For many Americans, every day is coffee day.
But Monday, September 29, is officially “National Coffee Day” in the United States. In honor of our caffeinated friend’s special day, the American Chemistry Council’s Plastics Foodservice Packaging Group would like to share some information on polystyrene foodservice products.
- Polystyrene foodservice packaging works. Plastic foodservice packaging helps keep our food fresh, hot or cold and ready to eat. Foam plastic insulates extremely well to maintain food temperature, so we can enjoy food the way it’s meant to taste – and keeps our fingers from burning if the food or beverage is hot.
- Polystyrene is approved as safe for use in foodservice by the Food and Drug Administration (FDA). The U.S. Food & Drug Administration, the agency charged with scientific review and approval of food contact applications, has determined for more than 50 years that polystyrene is safe for use in foodservice products. The FDA has determined for more than 50 years that polystyrene is safe for use in foodservice products.
- Polystyrene foodservice saves fuel, energy and reduces greenhouse gas emissions. Polystyrene foodservice uses less energy and resources to manufacture than alternatives. And as very lightweight plastic, shipping polystyrene saves precious fuel, reducing greenhouse gas emissions.
- Recycling solutions for post-use foodservice are emerging. More than 20 percent of Californians can recycle polystyrene foam in curbside programs.
- Used polystyrene foodservice can help contribute an energy solution, too. Polystyrene foodservice also can be used as a source of energy. Polystyrene actually has more captured energy than coal. This energy is released when municipal solid waste is processed at waste-to-energy recovery facilities. The U.S. has 86 such facilities that can recapture this energy and put it to good use, creating a domestic energy source to power homes and business.

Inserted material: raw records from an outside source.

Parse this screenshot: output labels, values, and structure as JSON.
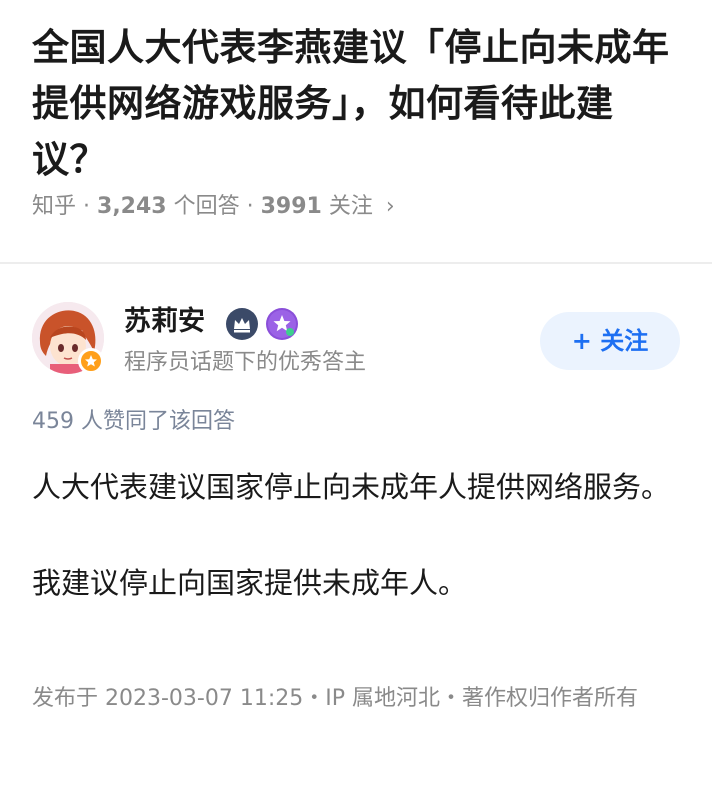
{
  "question": {
    "title": "全国人大代表李燕建议「停止向未成年提供网络游戏服务」，如何看待此建议？",
    "source": "知乎",
    "answers_count": "3,243",
    "answers_suffix": "个回答",
    "follow_count": "3991",
    "follow_suffix": "关注",
    "separator": "·",
    "chevron": "›"
  },
  "author": {
    "name": "苏莉安",
    "description": "程序员话题下的优秀答主",
    "avatar_icon": "anime-avatar",
    "avatar_badge_icon": "verified-badge-icon",
    "badges": [
      "crown-icon",
      "star-badge-icon"
    ],
    "follow_label": "+ 关注"
  },
  "answer": {
    "vote_text": "459 人赞同了该回答",
    "paragraphs": [
      "人大代表建议国家停止向未成年人提供网络服务。",
      "我建议停止向国家提供未成年人。"
    ],
    "footer": "发布于 2023-03-07 11:25・IP 属地河北・著作权归作者所有"
  },
  "colors": {
    "accent": "#1d6ff2",
    "follow_bg": "#ebf3fe",
    "muted": "#8a8a8a",
    "vote": "#7a8599",
    "badge_orange": "#ff9f1a",
    "crown_bg": "#3b4a68",
    "star_bg": "#8a4fd9"
  }
}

- Although litter should be reduced, polystyrene foam foodservice is a very small part of litter (1.5%). Polystyrene foam foodservice packaging makes up only 1.5 percent of litter, according to a May 2012 national report by environmental consulting firm Environmental Resources Planning. Studies have also shown that banning a specific item like polystyrene foam foodservice will not solve the litter issue – it will merely change the type of litter that still needs to be reduced.